A gender division between male and female makes sense if you research the devision of labour between the two sexes in the context of reproduction. What biologoical constellations can still breed? But if we take the results of this sort of research as foundational for social organisation, we cause problems for people who can't or don't want to breed. There might be physical regularities we're missing because the gender divide is instinctive to a majority of people (and non-instinctive for some, who don't have an alternative way to make sense of their bodies, because their parents and peers don't provide one). There are questions such as "Is the brain gendered," in the sense that some brains might send warning signals when it's business as usual. A while ago I found research in that direction, but everything I could find was funded by organisations that support trans rights. And, well, who else would?
I can't think of a similar social conflict for gravity. All we really care about on Earth is weight, and the rest is for experts in specicalised context (engineering, astronomy...) The standard concept of gravity disadvantages no-one, so we can easily stick with it.
Then there are social constructs that rely on social artefacts to exist: money, marriage, even objects like tables. We make those things based on meaning they have. A tree stump is not a table, but if we use it like one it has some of its attributes. Sex and gravity are not like tables. Sexual reproduction works the way it works regardless what social constructs we build around it. Gender is more dependent on sex then sex on gender. However, we do modify our bodies on occasion. When a trans person transitions, we're processing the body towards a gendered ideal. The resulting sexual constellation <i>is</i> due to human interferance. That's not so unlike the creation of an artifact, say a table. We modify what's there so that it's more useful to us.
Now at that point, it's social life that becomes important. Gender terms are not emotinally neutral, and everyday people are not biologists. So, when people say "I'm a man," or "I'm a woman", they're usually ignorant of the specifics of their body, though they have baseline feeling that's base of what those distinctions feel like. That's also where it gets mixed up with interpretative norms (socially constructed) and their applications.
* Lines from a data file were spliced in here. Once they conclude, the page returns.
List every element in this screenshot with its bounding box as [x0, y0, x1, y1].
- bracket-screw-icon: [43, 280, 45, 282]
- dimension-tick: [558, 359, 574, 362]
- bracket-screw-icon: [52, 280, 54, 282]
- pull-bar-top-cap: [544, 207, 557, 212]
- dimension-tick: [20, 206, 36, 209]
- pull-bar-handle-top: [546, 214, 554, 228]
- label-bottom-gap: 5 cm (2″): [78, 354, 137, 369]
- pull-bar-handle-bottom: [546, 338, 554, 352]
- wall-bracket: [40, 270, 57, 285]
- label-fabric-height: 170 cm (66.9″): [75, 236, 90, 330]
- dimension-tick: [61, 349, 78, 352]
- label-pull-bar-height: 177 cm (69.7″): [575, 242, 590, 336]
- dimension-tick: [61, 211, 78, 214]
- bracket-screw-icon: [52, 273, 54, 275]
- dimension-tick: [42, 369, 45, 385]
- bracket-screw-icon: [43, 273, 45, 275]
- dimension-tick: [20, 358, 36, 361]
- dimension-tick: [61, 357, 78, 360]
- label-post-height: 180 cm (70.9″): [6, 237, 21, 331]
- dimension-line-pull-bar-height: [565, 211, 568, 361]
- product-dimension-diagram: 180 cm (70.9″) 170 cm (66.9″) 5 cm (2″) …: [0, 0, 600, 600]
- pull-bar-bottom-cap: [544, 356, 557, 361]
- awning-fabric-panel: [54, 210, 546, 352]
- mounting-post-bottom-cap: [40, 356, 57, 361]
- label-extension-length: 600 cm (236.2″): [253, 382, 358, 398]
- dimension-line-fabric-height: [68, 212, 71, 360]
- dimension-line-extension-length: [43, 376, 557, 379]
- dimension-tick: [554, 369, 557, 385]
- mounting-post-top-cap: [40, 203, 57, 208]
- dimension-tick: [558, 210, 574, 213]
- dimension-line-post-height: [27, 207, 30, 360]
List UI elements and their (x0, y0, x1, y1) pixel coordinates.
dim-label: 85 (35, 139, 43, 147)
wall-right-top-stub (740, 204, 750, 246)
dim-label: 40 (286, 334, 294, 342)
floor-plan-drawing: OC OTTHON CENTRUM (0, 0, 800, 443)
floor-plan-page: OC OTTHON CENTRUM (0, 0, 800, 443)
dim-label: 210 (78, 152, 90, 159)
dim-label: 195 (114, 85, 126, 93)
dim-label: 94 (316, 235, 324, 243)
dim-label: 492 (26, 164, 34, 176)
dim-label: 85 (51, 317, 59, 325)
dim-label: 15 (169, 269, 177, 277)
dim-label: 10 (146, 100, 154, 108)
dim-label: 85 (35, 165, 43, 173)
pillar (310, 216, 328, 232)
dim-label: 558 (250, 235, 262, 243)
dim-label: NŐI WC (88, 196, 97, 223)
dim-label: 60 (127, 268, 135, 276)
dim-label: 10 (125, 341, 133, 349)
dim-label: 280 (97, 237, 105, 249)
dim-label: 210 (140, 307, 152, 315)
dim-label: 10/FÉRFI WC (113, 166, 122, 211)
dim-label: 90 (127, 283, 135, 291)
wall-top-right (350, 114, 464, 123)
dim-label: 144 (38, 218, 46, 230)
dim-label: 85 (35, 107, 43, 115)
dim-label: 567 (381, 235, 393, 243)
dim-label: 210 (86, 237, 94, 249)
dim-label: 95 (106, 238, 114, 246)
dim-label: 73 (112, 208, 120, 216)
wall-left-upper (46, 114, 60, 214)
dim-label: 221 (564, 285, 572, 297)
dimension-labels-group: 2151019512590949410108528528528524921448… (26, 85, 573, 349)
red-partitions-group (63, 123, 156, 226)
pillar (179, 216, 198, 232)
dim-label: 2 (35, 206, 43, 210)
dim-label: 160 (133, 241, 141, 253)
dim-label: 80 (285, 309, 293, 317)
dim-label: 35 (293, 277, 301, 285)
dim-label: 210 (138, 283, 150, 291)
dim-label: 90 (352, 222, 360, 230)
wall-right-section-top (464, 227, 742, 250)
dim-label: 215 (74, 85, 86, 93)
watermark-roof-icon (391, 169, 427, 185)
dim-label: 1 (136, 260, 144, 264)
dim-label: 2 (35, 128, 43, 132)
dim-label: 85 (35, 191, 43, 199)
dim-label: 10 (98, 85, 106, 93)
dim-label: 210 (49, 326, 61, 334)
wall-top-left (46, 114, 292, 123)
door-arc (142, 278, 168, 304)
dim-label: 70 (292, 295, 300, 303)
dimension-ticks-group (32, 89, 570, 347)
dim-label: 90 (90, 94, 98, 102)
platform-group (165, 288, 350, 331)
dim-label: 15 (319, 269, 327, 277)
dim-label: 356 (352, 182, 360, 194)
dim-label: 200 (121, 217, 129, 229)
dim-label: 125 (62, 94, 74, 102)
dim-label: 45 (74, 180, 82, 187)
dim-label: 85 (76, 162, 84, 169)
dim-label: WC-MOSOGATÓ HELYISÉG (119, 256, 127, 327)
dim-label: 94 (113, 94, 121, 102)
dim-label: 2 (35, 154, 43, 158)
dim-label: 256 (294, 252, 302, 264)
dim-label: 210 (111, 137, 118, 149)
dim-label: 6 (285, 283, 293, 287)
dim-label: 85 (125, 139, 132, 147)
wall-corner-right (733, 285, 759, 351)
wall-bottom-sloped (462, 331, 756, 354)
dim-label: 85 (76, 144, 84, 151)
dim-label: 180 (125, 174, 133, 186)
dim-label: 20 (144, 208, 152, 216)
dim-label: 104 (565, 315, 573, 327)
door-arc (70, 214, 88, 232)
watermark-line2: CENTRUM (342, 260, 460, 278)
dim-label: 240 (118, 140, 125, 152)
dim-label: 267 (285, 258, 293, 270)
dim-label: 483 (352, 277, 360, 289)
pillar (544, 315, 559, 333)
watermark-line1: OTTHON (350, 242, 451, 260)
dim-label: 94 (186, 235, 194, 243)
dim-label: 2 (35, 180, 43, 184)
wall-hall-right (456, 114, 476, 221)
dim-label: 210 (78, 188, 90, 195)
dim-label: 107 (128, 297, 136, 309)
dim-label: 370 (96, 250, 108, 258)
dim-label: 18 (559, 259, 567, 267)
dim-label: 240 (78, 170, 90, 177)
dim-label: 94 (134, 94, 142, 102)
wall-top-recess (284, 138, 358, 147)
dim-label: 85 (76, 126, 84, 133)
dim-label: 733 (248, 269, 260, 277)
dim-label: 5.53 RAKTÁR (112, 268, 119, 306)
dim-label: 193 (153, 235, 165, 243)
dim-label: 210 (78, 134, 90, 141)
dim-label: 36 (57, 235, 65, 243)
So, for example, if we take the trans condition seriously we can ask questions: is it one condition? Is it different for trans males and trans females? What do trans men and cis men have in common and how do they differ? We can only ask these questions because of lived experience, and lived experience occurs in a social context.
I'm not sure I'm making myself clear here. This is complex, and I'm not an expert. I'd have known more around two decades ago. Basically what I'm saying is that both "gender" and "gravity" are social constructs, but they work in different ways with regards to the relation of the underlying reality to the socially consturcted reality taken for granted by many people to the point of near invisibility. Gender is about the framing of sex. We're not talking about the framing of gravity in the same way, because on earth g is a constant. If two categories of gender worked equally well for all people, we wouldn't talk about the framing of sex either.
Everything is filtered through worldviews, but some things are cognitively distant enough, or universal enough (it's not always clear what the difference is) so that this has little practical effect. A hypothesis here might be that when it comes to sex, people cis-people might think sex is one of those things, while trans people don't. Lack of evidence can come from a lack of physical substratus, or from a social lack of interest and thus a lack of targeted research.
Does any of this make sense? I'm running up against my limits.